The Hang Seng Index experienced its largest decline in 16 years, dropping by 9.41% to close at 20,926.79. This steep fall also marked the second-largest loss for the index this century. The significant decline came despite hopes that China’s central bank’s stimulus measures would provide some relief to the sluggish economy.

Chinese indices, including the Hang Seng, SSE Composite, and CS1300, had initially seen a surge due to optimism surrounding economic stimulus from the Chinese government. However, the market quickly reversed as investors realized that the latest announcements lacked concrete details on how the government plans to stimulate growth.
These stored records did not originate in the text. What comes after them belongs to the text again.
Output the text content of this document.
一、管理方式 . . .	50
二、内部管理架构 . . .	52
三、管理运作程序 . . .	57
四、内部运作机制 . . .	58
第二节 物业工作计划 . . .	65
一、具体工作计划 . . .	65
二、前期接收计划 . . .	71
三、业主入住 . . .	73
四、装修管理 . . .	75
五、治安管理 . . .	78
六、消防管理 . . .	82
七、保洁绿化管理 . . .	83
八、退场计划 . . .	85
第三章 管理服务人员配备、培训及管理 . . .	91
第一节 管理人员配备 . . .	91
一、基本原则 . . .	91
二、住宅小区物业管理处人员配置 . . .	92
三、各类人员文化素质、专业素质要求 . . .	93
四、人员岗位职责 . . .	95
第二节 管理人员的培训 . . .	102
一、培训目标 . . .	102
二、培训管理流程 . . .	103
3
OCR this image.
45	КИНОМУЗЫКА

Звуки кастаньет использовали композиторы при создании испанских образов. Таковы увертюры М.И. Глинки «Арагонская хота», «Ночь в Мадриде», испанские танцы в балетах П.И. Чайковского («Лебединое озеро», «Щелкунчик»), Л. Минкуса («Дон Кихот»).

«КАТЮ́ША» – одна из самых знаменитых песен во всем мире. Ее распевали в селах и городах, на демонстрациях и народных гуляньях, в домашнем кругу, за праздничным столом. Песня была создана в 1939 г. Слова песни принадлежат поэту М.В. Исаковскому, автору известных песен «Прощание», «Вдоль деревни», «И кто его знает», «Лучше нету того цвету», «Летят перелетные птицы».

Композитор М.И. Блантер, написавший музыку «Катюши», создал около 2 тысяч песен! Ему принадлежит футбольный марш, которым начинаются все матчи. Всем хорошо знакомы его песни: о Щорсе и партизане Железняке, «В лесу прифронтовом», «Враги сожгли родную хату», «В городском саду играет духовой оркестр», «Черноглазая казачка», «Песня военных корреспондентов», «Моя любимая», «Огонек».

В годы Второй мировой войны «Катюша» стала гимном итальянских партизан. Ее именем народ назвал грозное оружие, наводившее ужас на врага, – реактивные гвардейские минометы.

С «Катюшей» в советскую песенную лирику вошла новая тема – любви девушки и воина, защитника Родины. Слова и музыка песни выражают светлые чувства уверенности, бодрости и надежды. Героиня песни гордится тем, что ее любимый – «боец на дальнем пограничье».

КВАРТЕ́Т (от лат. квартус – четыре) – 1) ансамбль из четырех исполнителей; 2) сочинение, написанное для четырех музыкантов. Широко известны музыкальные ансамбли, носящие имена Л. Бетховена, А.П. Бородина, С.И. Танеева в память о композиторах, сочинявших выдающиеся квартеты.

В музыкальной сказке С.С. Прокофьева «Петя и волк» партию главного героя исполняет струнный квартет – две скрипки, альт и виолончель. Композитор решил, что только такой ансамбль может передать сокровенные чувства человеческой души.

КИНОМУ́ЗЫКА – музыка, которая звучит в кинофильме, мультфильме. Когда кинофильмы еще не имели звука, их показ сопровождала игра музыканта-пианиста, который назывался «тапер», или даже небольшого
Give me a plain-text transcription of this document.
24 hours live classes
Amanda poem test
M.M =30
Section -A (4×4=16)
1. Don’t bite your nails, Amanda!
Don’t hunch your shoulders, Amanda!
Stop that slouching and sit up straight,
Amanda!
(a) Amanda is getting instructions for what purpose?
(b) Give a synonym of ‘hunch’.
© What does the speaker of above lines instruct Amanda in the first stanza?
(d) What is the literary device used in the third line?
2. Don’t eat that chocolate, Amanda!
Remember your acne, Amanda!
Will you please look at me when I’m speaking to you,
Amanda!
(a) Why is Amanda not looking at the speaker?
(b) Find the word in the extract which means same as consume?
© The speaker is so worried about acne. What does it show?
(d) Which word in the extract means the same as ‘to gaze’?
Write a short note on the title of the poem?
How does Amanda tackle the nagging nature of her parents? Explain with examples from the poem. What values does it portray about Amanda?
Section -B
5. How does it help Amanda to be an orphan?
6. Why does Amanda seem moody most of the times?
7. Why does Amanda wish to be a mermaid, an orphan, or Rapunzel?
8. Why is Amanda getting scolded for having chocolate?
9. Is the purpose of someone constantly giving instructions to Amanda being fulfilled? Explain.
The chairman of China’s National Development and Reform Commission, Zheng Shanjie, expressed confidence in achieving the country’s full-year economic and social goals. Still, he acknowledged the increasing downward pressure on the Chinese economy. While China announced plans to issue 200 billion yuan for investment projects by the end of the year, this move fell short of what many investors had hoped for.

Alicia Garcia-Herrero, chief economist for the Asia Pacific region at Natixis, commented on the market’s disappointment, stating, “The correction will be even stronger if the data on Golden Week consumption is weak. The market expected more, and the lack of substantial fiscal stimulus has led to this sharp drop.”

The Chinese government has been grappling with a slowdown in consumer spending and struggles in sectors like real estate, which have worsened the economic outlook. Investors remain cautious as concerns grow over whether China will meet its 5% annual growth target for the year.